Scène IV Floreski, Varbel, Titzikan, Un Tartare (Talma)
Quatuor
Titzikan Etrangers, n’ayez point d’alarmes; nous ne sommes point inhumains; mais il faut remettre vos armes à l’instant même entre nos mains.
Floreski D’où te vient donc autant d’audace? Penserais-tu m’épouvanter? Crois-tu qu’en vain l’on me menace? Cesse de le tenter!
Titzikan Crois-moi, cède sans résistance; jeune homme, un peu plus de prudence!
Floreski Renonce à ce frivole espoir! Je redoute peu ton pouvoir.
Talma Il faut nous satisfaire; vous comptez vous soustraire en vain.
Varbel Je vois bien que dans cette affaire le rosser c’est le plus certain.
Floreski Eloignez-vous!
Titzikan Vaine espérance!
Varbel Ah, c’est trop fort!
Talma Oui, j’en conviens.
Titzikan Obéissez!
Floreski Quelle insolence!
Talma Vous vous rendez!
Varbel Je n’en crois rien.
Titzikan, Talma, Floreski, Varbel C’est aussi trop d’indulgence, je me livre à mon transport; contre mon impatience n’opposez aucun effort.
(Le combat s’engage; Varbel se bat avec le Tartare qu’il poursuit jusque hors du Théâtre. Titzikan reste aux prises avec Floreski.)
Scène V
Floreski, Titzikan
(Floreski, après quelques instants de combat, désarme Titzikan, et lui tient la pointe au coeur.)
parlé:
Titzikan
Un brave homme, tel que toi, doit être généreux… Je te demande la vie… J’aurais épargné la tienne;… Je ne voulais que te désarmer…
Scène VI
Floreski, Titzikan, Varbel (accourant l’épée à la main)
Varbel
Gardez-vous Seigneur, d’écouter un sentiment de pitié… C’est sans doute un piège qu’il vous tend, pour reprendre sur vous l’avantage…
Floreski, (rendant la liberté à Titzikan) Je compte sur ta foi.
Titzikan Tu fais bien, jeune homme; ton bienfait est déjà gravé dans mon coeur.
(Ici l’on entend le bruit d’une horde de Tartares, accourant pour venger Titzikan.)
Varbel Je vous l’avais dit, mon maître, que la pitié nous ferait retomber au pouvoir de ces brigands.
Titzikan Quand on a montré ton courage, on compte ordinairement sur la foi d’autrui… Je suis le chef de cette horde… Tous ces Tartares me sons soumis…

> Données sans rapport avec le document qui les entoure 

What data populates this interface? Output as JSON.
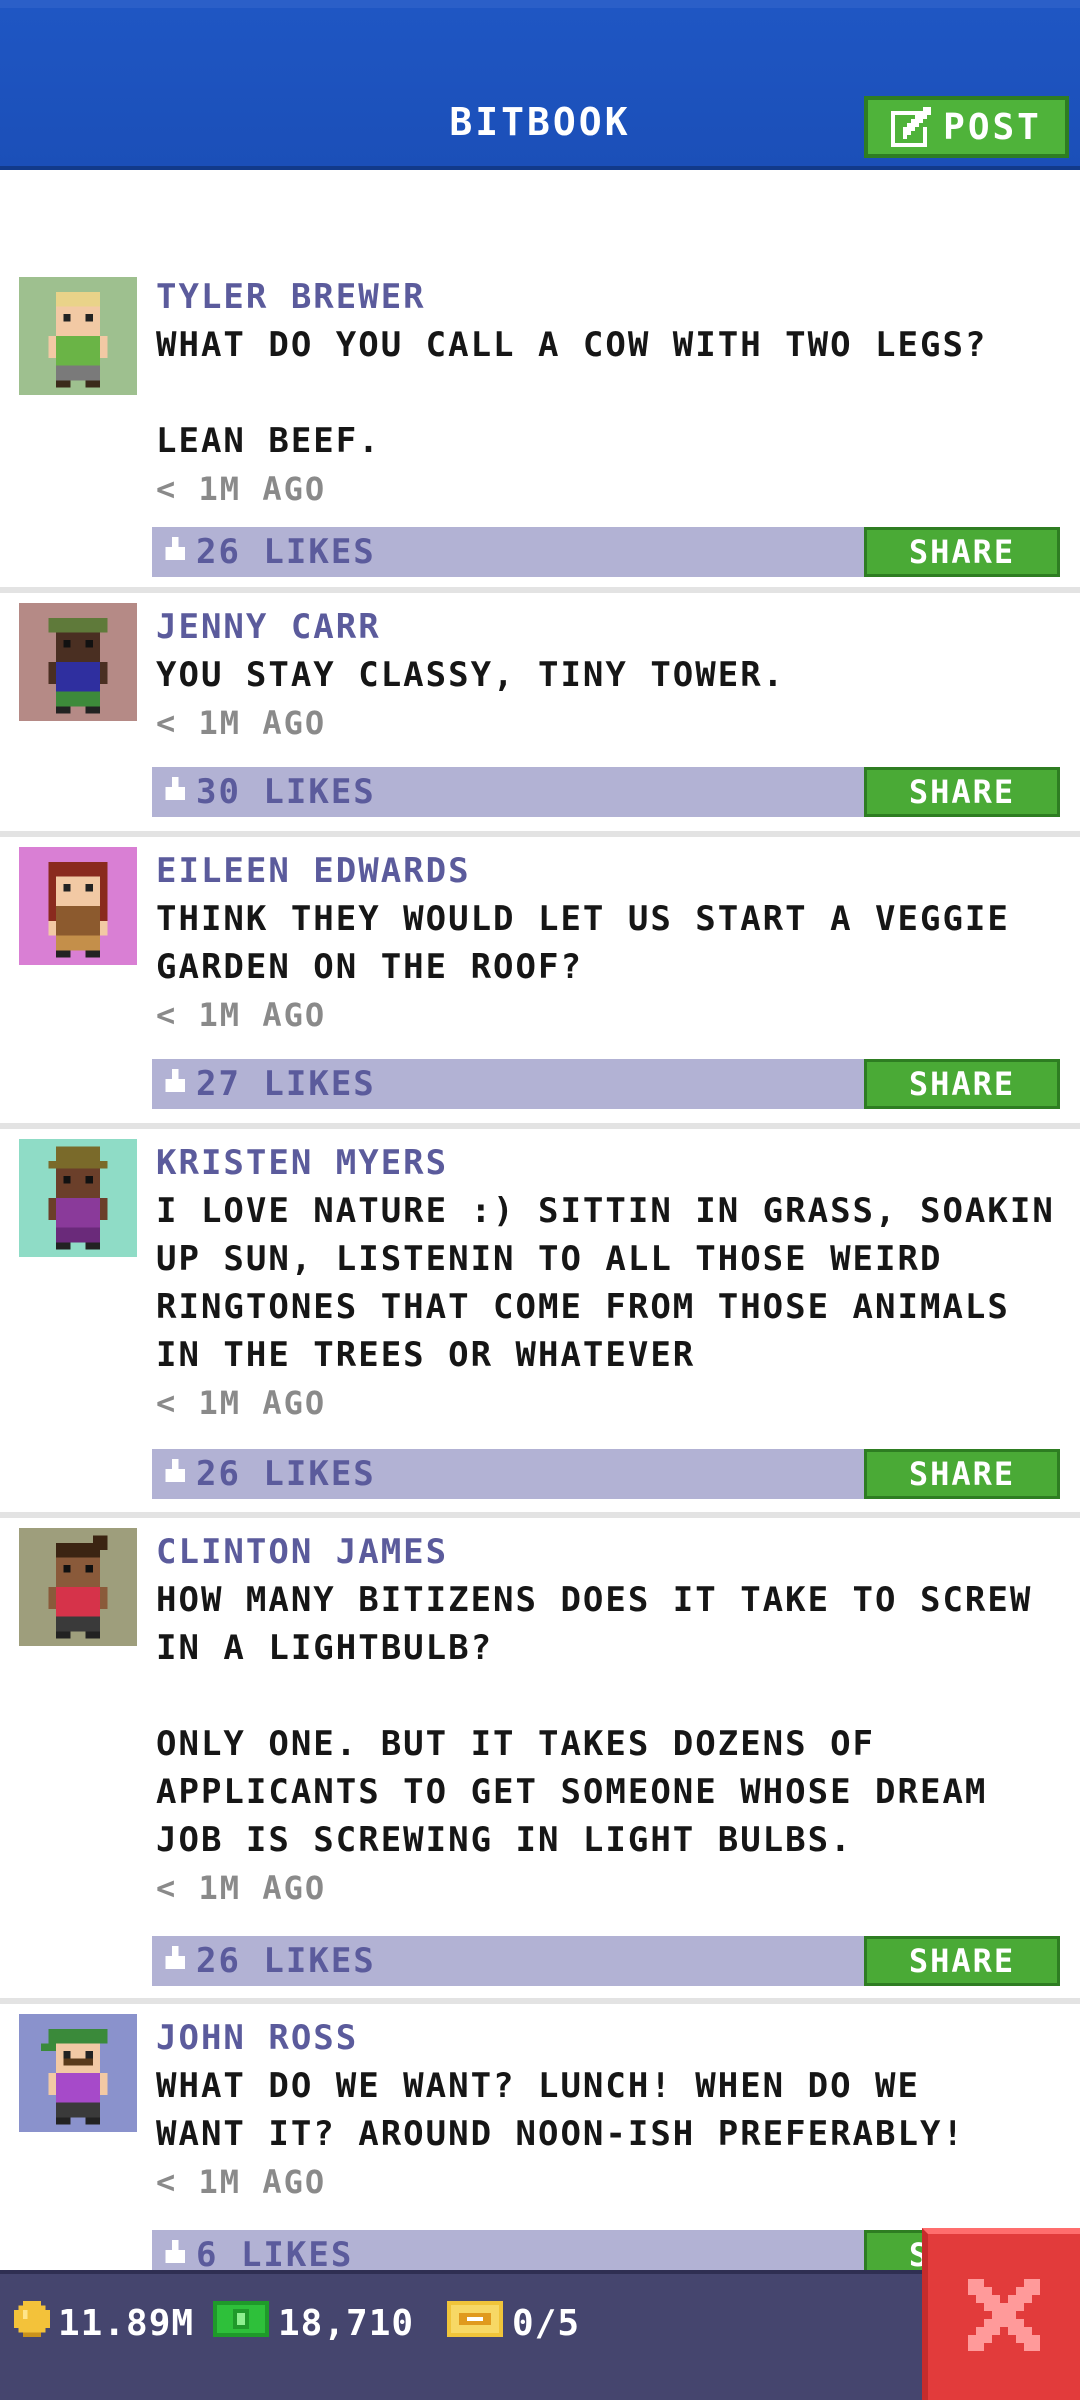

(Les Tartares viennent avec violence, le sabre è la main: Titzikan s’oppose à leur desseins.)
Arrêtez!… Arrêtez!… Respectez ces étrangers, je les prends sous ma garde; partagez avec moi la reconnaissance que je leur dois…
(à Floreski)
J’étais ton ennemi; de plus, je suis Tartare, mais un coeur généreux peut naître en tous les climats… En t’attaquant j’ai fait mon métier; … Tu as fait ton devoir en te défendant bien… Tu m’as laissé la vie… Je sauve la tienne… Je t’admire… Estime-moi… Embrassons-nous.
Floreski De tout mon coeur.
Titzikan Quel est ton nom?
Floreski Je suis le comte Floreski.
Titzikan (à Varbel) Et toi?
Varbel Varbel. Le serviteur fidèle d’un Maître malheureux.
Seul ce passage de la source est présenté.